Los Miserables

VIII. Uso de la moneda del señor Blanco

Los Miserables

VIII. Uso de la moneda del señor Blanco

Nada había cambiado en el aspecto de la familia, como no fuera la mujer y las hijas, que habían sacado la ropa del paquete y se habían puesto medias y camisetas de lana. Dos cobertores nue­vos estaban tendidos sobre las camas.

Jondrette se paseaba por el desván, de un extremo a otro, a largos pasos, y sus ojos brilla­ban.

La mujer se atrevió a preguntarle:

—Pero, ¿estás seguro?

—¡Seguro! Han pasado ya ocho años, pero ¡lo reconozco! ¡Oh, sí, lo reconozco! ¡Le reconocí en seguida! ¿Tú no?

—No.

—¡Y, sin embargo, lo dije que pusieras aten­ción! Pero es su estatura, su cara, apenas un poco más viejo; es el mismo tono de voz. Mejor vesti­do, es la única diferencia. ¡Ah, viejo misterioso del diablo, ya lo tengo!

Se paró, y dijo a sus hijas:

—Vosotras, salid de aquí.

Las hijas se levantaron para obedecer. La ma­dre balbuceó:

—¿Con su mano mala?

—El aire le sentará bien —dijo Jondrette—. Idos. Estaréis aquí las dos a las cinco en punto, os necesito.

Marius redobló su atención.

Jondrette, solo ya con su mujer, se puso a pasear nuevamente por el cuarto.

—¿Quieres que lo diga una cosa? —dijo—. La señorita... ¡es ella!

Marius no podía dudar, era de Ella de quien se hablaba. Escuchaba ansioso; toda su vida esta­ba en sus oídos, pero Jondrete bajó la voz.

—¿Esa? —dijo la mujer.

—Esa —contestó el marido.

No hay palabra que pueda expresar lo que había en el esa de la madre. Eran la sorpresa, la rabia, el odio y la cólera mezclados y combinados en una monstruosa entonación. Habían bastado algunas palabras, el nombre sin duda que su ma­rido le había dicho al oído, para que aquella gor­da adormilada se despertara y de repulsiva se volviera siniestra.

—¡Imposible! —exclamó—. Cuando pienso que mis hijas van con los pies descalzos, y que no tienen un vestido que ponerse. ¡Cómo! ¡Sombrero de terciopelo, chaqueta de raso, botas y todo! ¡Más de doscientos francos en trapos! ¡Cualquiera creería que es una señora! No, lo engañas; en primer lugar, la otra era horrible, y ésta no es fea. ¡No puede ser ella!

—¡Te digo que es ella!

Ante afirmación tan absoluta, la Jondrette alzó su ancha cara roja y rubia y miró al techo, desfi­gurada. En aquel momento le pareció a Marius más temible aún que su marido. Era una cerda con la mirada de un tigre.

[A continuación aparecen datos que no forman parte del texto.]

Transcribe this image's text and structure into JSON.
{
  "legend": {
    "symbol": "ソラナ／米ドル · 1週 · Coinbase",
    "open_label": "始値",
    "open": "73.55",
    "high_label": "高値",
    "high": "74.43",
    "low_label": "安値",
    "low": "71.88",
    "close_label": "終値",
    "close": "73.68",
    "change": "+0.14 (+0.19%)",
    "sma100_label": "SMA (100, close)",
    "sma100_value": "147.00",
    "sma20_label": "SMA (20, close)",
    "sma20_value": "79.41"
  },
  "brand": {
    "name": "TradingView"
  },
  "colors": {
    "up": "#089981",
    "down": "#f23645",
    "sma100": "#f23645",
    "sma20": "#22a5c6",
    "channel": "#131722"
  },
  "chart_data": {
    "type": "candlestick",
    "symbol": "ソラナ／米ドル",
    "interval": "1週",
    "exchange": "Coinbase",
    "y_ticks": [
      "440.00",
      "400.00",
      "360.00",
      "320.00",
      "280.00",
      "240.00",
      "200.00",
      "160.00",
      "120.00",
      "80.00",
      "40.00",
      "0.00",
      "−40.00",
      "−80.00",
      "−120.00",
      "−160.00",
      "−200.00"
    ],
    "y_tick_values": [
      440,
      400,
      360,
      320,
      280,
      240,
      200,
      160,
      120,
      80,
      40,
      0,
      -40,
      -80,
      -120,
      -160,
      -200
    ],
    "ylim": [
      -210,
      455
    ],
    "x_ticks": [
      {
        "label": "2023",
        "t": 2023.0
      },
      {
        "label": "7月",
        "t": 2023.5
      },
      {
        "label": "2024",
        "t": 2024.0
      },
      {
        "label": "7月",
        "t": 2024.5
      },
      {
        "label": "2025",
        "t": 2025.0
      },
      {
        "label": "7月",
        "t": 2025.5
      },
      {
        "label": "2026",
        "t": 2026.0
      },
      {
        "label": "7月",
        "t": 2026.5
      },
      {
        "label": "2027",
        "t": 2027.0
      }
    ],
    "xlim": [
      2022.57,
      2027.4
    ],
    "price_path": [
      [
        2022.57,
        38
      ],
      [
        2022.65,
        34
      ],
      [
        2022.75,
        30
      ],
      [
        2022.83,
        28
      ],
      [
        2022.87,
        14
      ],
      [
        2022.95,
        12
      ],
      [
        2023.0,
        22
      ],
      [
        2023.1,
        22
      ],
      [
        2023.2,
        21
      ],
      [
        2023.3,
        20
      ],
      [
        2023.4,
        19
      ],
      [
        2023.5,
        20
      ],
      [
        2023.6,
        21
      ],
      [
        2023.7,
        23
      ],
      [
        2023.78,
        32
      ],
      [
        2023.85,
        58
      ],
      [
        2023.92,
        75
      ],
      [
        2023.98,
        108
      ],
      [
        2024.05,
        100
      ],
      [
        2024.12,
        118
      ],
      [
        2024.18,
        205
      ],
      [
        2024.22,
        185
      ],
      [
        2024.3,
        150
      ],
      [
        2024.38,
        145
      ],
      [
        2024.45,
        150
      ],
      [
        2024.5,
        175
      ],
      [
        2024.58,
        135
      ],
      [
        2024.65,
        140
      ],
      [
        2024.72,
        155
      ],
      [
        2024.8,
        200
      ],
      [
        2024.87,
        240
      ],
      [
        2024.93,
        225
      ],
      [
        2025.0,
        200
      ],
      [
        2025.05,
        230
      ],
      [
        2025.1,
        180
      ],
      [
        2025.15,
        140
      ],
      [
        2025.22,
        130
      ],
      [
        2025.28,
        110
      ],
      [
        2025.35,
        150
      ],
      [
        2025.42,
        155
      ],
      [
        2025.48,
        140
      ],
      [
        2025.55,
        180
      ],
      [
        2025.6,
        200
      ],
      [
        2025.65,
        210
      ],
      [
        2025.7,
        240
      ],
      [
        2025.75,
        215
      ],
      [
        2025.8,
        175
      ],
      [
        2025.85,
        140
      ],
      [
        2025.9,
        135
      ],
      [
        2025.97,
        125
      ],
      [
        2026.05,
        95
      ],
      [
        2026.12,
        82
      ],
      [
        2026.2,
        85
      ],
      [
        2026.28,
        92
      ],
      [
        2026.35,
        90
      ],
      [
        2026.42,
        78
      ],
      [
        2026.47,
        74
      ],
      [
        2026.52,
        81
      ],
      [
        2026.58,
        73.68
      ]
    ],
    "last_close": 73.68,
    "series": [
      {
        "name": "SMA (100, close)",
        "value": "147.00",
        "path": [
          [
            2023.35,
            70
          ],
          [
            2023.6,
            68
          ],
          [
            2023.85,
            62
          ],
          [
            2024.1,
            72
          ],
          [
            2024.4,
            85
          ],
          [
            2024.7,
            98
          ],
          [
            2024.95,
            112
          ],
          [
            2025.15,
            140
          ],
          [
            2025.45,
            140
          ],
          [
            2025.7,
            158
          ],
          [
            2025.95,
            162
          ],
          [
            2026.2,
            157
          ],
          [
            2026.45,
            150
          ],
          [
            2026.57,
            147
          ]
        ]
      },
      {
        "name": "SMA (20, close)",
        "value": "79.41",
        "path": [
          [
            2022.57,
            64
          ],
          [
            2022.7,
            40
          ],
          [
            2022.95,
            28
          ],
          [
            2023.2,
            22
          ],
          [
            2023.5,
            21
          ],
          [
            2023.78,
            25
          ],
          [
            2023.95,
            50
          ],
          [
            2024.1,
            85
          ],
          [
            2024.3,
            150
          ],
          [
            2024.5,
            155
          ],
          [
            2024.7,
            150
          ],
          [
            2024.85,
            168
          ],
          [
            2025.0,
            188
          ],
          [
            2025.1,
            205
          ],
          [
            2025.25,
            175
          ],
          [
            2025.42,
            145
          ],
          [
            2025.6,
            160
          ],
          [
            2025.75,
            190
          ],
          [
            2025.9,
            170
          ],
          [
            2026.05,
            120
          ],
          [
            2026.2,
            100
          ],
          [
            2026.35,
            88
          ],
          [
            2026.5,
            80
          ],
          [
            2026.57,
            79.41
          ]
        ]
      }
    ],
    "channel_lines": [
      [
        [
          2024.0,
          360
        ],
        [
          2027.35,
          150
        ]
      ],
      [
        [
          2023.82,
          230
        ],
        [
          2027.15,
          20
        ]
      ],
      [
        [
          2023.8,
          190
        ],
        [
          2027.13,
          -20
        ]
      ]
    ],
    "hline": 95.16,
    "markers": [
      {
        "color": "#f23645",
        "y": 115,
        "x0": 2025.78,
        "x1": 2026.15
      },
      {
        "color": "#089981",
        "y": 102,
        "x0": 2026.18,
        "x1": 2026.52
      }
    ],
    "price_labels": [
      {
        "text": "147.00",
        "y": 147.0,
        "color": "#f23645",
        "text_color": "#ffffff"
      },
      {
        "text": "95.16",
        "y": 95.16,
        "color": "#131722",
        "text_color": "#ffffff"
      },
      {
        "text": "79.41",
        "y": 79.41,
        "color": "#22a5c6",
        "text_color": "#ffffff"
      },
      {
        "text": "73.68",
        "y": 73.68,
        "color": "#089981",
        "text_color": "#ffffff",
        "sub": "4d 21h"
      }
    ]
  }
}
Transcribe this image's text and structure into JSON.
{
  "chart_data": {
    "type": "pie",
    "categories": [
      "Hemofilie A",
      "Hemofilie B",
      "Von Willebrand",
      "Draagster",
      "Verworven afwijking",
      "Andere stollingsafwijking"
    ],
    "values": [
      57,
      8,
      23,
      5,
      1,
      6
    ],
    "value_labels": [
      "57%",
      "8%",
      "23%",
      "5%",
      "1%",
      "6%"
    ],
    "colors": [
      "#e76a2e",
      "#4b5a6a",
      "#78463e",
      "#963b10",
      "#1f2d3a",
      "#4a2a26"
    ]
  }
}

—¿Dices que esa horrenda hermosa señorita que miraba a mis hijas con cara de piedad sería aquella pordiosera? ¡Ah, quisiera destriparla a za­patazos!

Saltó del lecho, resoplando, con la boca entre­abierta y los puños crispados. Después se dejó caer nuevamente en el jergón. El hombre conti­nuaba su paseo por el cuarto.

—¿Quieres que lo diga una cosa? —dijo parán­dose delante de ella con los brazos cruzados.

—¿Qué?

—Mi fortuna está hecha.

La mujer lo miró como si estuviera volviéndo­se loco.

—¡Estoy harto! Basta ya de pasar la vida muerto de hambre y de frío. ¡Me aburrió la miseria! Quiero comer hasta hartarme, beber hasta que se me quite la sed, dormir, no hacer nada, ¡quiero ser millonario! Escucha.

Bajó la voz, pero no tanto que Marius no pudiera oírle.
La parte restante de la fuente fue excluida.